Gençlere, tavsiye etme noktasında, "kimseye nasihat etme" gibi bir haddim olmadığını söylemekte yarar görüyorum. Ben, sadece “olanı" yazdım; mümkün olduğu kadar da yorumlamadan ve yönlendirmeden yazmaya çalıştım. Kitap içerisinde, tabii ki dilim döndüğünce kendime tavsiyede bulunmaya çalıştım. Çünkü, ben inanıyorum ki güzel Anadolu’nun güzel insanları, okuduğunu anlayacak, kendince yorum ve sonuçlar çıkarabilecek kapasitededir. Benim amacım, başta da belirttiğim gibi “farklılık değil, farkındalık yaratarak”, toplumsal bir bilinç oluşturmak.

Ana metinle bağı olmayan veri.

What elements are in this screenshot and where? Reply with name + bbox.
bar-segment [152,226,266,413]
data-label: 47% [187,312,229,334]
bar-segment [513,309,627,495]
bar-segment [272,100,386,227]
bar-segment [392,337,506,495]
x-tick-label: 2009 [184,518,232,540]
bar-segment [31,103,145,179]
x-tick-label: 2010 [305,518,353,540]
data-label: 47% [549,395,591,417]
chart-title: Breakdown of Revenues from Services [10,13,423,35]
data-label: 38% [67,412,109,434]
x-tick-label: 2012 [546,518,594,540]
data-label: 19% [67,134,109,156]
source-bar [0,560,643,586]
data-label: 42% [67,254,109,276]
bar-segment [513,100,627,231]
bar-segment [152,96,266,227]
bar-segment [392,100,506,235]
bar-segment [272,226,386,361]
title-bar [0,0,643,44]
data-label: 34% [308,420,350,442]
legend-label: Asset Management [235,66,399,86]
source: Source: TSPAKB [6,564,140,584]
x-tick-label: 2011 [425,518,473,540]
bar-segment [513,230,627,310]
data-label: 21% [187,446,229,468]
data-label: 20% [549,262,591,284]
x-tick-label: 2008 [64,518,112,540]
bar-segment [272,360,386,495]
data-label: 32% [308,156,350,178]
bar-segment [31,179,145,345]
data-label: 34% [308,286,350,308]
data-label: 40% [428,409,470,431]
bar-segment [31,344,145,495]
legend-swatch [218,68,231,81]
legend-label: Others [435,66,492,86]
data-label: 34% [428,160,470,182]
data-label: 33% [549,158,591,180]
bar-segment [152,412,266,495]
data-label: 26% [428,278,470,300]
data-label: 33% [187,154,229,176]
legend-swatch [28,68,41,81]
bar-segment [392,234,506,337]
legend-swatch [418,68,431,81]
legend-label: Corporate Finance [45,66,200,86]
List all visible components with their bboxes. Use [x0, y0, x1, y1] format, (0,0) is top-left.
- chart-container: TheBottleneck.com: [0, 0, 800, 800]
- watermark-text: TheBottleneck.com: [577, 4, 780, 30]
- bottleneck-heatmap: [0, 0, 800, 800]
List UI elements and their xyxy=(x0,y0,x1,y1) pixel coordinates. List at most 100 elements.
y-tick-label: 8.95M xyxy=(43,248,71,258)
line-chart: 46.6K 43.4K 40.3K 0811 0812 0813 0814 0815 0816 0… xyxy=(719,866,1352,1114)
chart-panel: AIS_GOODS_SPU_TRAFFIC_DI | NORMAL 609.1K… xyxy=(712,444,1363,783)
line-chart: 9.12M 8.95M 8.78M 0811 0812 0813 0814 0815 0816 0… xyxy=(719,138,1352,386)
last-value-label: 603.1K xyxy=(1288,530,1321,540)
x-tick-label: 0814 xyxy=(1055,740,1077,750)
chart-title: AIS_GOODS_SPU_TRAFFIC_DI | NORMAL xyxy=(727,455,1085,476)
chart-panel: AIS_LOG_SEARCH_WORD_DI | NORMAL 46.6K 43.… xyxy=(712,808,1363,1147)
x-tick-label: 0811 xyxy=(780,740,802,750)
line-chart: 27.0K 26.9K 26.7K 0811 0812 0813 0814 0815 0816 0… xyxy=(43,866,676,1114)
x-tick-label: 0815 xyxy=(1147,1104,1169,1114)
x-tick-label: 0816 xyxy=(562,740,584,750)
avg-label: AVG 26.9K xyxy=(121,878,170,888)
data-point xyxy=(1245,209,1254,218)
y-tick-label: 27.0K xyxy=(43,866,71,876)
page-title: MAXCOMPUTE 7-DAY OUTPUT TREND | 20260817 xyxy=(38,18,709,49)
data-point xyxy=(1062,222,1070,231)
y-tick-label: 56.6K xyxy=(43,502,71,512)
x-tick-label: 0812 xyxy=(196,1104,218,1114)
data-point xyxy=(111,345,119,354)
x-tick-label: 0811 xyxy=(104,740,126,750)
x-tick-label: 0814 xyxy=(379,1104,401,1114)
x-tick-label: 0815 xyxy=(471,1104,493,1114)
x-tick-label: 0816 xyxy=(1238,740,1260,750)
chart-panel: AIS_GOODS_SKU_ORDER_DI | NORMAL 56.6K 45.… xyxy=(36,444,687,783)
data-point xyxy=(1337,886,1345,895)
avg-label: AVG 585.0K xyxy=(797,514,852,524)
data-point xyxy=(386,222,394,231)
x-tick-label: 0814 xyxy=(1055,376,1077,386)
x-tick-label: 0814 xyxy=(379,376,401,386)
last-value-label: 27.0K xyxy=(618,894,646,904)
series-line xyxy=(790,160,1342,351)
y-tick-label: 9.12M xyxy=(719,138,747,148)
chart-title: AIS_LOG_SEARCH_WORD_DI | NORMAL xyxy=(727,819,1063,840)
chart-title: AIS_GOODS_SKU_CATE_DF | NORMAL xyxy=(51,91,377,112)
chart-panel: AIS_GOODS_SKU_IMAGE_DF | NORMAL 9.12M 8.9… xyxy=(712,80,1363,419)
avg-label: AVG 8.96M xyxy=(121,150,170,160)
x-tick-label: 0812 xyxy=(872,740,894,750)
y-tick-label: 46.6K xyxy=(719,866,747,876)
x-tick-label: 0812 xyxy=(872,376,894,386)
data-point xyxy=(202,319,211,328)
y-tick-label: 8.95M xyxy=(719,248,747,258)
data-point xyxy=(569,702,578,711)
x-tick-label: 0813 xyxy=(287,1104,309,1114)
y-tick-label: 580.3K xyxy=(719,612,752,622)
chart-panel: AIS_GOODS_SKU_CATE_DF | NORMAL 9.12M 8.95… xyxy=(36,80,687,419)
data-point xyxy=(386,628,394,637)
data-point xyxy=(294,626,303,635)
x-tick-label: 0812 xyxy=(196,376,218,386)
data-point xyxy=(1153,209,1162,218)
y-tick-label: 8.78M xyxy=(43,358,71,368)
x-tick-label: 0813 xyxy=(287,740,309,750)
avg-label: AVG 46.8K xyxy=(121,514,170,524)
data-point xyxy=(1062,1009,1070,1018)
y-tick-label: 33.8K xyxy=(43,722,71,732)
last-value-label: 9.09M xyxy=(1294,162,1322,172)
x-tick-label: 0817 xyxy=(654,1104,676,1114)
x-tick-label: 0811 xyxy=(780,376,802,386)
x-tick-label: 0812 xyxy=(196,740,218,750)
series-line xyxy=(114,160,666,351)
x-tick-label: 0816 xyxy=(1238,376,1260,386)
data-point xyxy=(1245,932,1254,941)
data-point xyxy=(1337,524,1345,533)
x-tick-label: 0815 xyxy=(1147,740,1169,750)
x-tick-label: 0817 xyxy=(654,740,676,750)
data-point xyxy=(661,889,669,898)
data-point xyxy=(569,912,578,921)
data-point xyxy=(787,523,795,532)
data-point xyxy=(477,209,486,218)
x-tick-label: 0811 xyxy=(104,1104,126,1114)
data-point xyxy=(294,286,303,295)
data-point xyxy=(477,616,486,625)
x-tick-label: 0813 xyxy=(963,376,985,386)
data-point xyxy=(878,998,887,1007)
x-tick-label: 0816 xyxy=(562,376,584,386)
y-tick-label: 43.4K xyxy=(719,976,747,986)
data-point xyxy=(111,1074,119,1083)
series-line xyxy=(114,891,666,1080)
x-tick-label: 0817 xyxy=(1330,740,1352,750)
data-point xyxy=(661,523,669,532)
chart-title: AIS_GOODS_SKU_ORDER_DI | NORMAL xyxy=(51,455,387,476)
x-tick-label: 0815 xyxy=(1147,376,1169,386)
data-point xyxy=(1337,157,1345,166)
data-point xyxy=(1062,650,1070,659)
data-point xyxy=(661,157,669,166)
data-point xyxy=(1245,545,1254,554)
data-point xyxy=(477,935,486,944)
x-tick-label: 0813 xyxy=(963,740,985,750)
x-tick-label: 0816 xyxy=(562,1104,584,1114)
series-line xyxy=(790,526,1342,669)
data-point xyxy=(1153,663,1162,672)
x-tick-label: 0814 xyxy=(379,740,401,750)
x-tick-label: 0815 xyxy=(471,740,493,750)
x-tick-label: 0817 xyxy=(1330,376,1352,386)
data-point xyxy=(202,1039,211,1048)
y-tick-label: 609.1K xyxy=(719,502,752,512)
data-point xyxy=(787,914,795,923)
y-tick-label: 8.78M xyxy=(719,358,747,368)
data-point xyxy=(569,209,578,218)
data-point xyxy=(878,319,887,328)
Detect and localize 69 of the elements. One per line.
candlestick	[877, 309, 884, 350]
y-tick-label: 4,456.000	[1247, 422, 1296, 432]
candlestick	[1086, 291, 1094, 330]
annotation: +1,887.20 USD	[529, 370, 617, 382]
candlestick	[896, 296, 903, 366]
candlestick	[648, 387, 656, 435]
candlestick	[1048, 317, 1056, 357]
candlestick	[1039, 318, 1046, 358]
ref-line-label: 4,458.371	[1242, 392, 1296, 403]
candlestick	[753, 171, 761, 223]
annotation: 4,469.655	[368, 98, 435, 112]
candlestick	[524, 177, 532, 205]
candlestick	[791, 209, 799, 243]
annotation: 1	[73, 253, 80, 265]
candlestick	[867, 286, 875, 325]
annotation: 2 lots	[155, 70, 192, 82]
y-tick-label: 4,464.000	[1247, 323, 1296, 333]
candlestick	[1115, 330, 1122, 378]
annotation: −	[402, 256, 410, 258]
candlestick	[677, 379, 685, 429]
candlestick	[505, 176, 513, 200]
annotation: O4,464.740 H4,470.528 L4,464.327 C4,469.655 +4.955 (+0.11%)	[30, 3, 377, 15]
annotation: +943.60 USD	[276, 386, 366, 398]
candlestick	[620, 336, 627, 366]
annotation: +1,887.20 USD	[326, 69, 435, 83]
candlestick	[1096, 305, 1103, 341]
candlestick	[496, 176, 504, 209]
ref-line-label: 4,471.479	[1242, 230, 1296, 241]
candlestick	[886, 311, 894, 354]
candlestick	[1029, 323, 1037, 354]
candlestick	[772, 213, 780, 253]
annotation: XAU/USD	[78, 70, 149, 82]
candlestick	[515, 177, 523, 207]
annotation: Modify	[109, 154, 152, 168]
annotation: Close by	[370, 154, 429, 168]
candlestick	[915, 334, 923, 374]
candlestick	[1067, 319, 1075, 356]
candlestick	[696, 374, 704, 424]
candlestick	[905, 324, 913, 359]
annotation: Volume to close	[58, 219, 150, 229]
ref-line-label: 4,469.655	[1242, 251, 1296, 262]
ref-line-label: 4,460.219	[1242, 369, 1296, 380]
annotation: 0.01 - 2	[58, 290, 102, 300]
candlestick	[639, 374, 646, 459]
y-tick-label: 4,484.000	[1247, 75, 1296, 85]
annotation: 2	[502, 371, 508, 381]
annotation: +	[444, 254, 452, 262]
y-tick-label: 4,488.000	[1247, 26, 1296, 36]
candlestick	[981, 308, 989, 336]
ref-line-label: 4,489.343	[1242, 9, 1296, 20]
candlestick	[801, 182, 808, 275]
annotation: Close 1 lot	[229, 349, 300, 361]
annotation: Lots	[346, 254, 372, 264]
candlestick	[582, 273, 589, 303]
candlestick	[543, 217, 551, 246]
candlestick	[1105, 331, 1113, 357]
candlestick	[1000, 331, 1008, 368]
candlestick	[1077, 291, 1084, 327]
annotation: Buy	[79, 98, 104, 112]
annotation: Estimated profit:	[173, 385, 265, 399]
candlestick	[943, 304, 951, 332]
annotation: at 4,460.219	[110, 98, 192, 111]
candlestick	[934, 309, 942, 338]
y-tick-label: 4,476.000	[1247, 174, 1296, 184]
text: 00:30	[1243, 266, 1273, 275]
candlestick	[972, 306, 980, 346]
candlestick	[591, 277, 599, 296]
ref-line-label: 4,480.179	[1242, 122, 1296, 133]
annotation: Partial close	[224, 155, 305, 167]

Ölümü Düşünen Biri, Materyalist Batıya Ne kadar Önem Verebilir ki

İlla ki nasihat isteyen olursa, kitabımda detaylarıyla ve gerekçeleriyle değindiğim son bölümü okuyabilirler. Ayetin ifadesiyle, "Her nefis(canlı) ölümü tadacaktır." Ölümü ve ileride mutlaka bir gün öleceğini düşünen biri, sizce materyalist batıya ne kadar önem verebilir ki. Batının asıl kaçtığı nokta da budur; Memento-mori, yani ölümü unutma. Size bir sırrımı da vereyim, en büyük tehlikeye dair;
Sad-i Şirazi’nin "Ateşe tapan biri, ateşi yüzyıl söndürmeden yaksa da ateşe düştüğü an ateş hemen onu yakıverir" vurguladığı gibi paraya tapan ya da ona köle olan birinin de sonunun bu ateş örneğinden farksız olmayacağı kanaatindeyim.